There is no room for complacency. All of us are perpetually at risk of mistaking abstraction for reality. We may escape briefly, only to realise later, perhaps much later, that our understanding has been caught again in another abstraction.
In everyday usage the word “trance” has connotations of passivity and lack of awareness, however people in the grip of an ideology are neither passive nor unaware. To avoid these inappropriate connotations I use the phrase “cognitive capture” to refer to this abstraction-induced trance.
High-level abstractions, and particularly ideologies, promote cognitive capture. It is not inevitable, nor unavoidable, and it may be partial or intermittent. Even when we are thus caught we are as capable as any others of rationality and may have a broad and wide world view, but in the field of relevance of the abstraction our view is bounded and distorted. In cognitive capture we are unaware of the limitation of our thinking, in the same way that we do not usually see the edge of our own field of vision.

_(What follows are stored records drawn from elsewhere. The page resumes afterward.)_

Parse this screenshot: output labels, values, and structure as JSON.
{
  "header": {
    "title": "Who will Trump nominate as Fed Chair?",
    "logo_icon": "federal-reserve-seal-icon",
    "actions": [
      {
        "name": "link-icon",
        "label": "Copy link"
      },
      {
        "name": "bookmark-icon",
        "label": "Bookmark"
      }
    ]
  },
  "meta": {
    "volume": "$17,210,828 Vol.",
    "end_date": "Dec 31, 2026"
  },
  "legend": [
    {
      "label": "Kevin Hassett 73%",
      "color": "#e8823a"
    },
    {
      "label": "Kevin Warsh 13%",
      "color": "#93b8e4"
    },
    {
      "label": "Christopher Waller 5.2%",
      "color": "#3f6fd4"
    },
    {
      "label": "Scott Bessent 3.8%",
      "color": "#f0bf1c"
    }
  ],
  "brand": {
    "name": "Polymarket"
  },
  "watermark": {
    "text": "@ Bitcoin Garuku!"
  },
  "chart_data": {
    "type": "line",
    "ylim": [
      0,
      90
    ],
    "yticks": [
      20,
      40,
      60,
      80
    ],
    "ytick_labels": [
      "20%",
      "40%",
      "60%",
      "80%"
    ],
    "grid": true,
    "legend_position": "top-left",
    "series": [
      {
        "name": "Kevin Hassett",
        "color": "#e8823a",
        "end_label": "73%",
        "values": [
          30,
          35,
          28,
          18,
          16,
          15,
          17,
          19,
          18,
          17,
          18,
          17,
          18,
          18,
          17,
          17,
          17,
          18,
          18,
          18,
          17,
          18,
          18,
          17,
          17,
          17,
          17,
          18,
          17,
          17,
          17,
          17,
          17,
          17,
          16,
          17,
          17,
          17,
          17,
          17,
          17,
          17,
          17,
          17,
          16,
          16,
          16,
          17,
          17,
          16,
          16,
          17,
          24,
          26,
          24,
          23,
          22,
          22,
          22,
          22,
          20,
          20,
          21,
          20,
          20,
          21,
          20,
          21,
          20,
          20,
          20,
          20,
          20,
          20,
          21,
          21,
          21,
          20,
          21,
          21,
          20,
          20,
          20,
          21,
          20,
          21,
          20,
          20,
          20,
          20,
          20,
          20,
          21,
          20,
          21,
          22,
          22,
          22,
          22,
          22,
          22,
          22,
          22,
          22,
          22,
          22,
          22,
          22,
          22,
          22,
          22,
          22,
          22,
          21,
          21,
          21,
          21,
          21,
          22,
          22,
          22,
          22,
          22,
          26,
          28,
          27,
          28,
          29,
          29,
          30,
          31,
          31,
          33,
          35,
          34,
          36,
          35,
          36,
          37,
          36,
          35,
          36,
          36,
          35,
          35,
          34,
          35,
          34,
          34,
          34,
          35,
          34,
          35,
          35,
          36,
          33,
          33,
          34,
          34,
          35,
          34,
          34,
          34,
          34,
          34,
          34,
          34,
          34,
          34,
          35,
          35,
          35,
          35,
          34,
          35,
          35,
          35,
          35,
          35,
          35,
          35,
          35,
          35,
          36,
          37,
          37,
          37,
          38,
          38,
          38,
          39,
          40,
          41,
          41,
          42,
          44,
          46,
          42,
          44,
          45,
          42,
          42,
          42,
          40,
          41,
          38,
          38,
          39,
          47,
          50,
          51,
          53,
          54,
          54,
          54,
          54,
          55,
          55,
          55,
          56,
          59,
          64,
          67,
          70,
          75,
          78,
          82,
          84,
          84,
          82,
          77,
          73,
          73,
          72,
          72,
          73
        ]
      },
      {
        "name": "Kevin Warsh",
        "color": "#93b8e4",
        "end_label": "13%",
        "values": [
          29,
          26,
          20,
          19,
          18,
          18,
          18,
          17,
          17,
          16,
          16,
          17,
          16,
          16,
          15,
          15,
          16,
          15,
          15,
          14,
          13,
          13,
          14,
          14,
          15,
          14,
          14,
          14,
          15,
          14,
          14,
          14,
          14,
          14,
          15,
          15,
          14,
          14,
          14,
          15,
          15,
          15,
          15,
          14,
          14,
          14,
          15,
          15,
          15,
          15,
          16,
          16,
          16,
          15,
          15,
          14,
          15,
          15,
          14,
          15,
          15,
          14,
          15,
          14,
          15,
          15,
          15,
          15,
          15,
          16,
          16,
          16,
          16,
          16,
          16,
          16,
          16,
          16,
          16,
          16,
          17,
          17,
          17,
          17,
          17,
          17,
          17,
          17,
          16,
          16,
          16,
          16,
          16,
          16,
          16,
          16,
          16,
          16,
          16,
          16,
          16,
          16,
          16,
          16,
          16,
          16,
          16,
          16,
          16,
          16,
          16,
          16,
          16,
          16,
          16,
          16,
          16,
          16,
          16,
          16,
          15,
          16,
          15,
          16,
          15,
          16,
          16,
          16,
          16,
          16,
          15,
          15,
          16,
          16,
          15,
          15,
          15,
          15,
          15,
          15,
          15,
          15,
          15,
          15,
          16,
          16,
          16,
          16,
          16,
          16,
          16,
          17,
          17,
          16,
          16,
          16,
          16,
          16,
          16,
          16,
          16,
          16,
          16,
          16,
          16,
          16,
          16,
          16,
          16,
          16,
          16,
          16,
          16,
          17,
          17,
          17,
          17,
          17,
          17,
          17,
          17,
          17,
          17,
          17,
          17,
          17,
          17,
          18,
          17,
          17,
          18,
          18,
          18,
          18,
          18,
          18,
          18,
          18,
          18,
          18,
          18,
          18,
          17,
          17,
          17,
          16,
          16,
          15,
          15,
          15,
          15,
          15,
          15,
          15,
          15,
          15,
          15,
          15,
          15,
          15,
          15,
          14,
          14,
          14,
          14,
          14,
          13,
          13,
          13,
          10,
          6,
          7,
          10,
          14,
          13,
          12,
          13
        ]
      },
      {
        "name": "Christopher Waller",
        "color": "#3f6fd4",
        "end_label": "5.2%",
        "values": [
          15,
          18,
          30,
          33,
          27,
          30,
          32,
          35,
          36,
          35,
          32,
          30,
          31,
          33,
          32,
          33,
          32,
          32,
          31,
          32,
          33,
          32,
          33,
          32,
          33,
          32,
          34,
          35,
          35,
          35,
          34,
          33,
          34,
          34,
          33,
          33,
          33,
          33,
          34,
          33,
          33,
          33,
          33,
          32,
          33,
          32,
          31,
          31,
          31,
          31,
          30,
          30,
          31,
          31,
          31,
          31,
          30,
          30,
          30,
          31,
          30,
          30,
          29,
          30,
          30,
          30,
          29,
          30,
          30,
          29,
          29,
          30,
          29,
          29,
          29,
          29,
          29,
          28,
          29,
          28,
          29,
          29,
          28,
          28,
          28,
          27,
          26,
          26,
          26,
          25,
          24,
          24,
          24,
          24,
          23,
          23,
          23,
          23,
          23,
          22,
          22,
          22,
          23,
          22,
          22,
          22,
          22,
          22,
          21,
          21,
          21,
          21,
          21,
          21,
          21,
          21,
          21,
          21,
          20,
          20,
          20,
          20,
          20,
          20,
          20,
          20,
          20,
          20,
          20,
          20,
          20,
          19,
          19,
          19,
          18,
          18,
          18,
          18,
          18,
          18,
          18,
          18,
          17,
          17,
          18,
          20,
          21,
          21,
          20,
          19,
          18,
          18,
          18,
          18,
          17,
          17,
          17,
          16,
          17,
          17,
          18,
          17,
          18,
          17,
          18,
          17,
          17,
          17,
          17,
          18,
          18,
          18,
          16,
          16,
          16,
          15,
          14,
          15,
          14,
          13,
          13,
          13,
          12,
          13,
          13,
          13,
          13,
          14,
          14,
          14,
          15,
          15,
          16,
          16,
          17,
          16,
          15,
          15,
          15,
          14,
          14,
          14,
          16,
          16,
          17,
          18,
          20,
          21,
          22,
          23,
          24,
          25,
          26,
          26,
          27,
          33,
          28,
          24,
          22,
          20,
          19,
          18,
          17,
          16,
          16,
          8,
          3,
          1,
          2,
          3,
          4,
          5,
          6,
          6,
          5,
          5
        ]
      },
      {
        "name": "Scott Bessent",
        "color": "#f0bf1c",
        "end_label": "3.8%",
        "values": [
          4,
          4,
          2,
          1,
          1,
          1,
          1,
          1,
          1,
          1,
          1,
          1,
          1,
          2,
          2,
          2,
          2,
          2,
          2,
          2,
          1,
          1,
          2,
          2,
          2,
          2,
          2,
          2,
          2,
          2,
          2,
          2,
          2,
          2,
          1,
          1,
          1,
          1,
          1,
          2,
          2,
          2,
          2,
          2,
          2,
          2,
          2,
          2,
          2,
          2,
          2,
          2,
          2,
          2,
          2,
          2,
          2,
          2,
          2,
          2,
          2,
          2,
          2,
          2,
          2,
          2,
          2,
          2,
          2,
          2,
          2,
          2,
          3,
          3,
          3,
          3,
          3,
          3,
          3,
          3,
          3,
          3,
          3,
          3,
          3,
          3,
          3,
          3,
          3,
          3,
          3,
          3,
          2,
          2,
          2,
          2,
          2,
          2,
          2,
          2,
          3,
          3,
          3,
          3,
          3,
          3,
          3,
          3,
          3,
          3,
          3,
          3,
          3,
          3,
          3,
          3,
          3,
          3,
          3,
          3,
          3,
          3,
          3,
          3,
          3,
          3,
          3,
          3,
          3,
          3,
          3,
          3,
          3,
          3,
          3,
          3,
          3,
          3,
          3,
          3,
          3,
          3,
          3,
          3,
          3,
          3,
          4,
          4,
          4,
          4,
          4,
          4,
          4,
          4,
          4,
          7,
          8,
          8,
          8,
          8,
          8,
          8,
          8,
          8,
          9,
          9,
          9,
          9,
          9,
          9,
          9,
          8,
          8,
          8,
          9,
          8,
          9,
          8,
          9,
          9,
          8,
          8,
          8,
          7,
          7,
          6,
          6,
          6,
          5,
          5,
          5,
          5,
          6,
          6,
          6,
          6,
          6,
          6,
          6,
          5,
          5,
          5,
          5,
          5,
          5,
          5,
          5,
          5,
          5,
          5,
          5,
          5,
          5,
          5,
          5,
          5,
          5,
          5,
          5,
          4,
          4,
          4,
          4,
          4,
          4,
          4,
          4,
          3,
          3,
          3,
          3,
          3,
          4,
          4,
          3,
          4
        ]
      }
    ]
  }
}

A particularly egregious example of cognitive capture was the application of patient choice and competition to the National Health Service in the UK. The NHS is far from efficient. In the abstract, competition encourages efficiency, lower prices, innovation and the development desirable goods and services, so it would seem that competition would improve the NHS. It did not, because there was no understanding of the unique nature and context of the NHS.
The use of the NHS is almost always a 'distress purchase'. Patients are driven by complex and urgent needs, they have little incentive to shop around and they seek the absolute opposite of choice. They seek guidance and reassurance. It was breathtakingly stupid to consider patients in distress to be akin to savvy shoppers.
Participants in the current culture wars are prone to cognitive capture. Followers of many apparently diverse movements including Governmental safety-ism, Trans-rights and anti-racism, fall into this ideological trap created by the hidden hypnotic grip of abstractions. As a result they divide people into “with us” or “against us” and they are unable to see beyond their self-reinforcing world view. The tragedy is that they thus fail to find the solutions to their problems that lie amid the messy, complex, ever-changing and challenging potential of real life.
Sooner or later, these reflections provoke more questions such as,
“How can we help ourselves, or others, to escape from cognitive capture?”
and beyond that, “If we choose to escape, how will we survive the bitter existential weather unprotected by explanatory abstractions?”
I will explore some ways to address these questions in a subsequent post.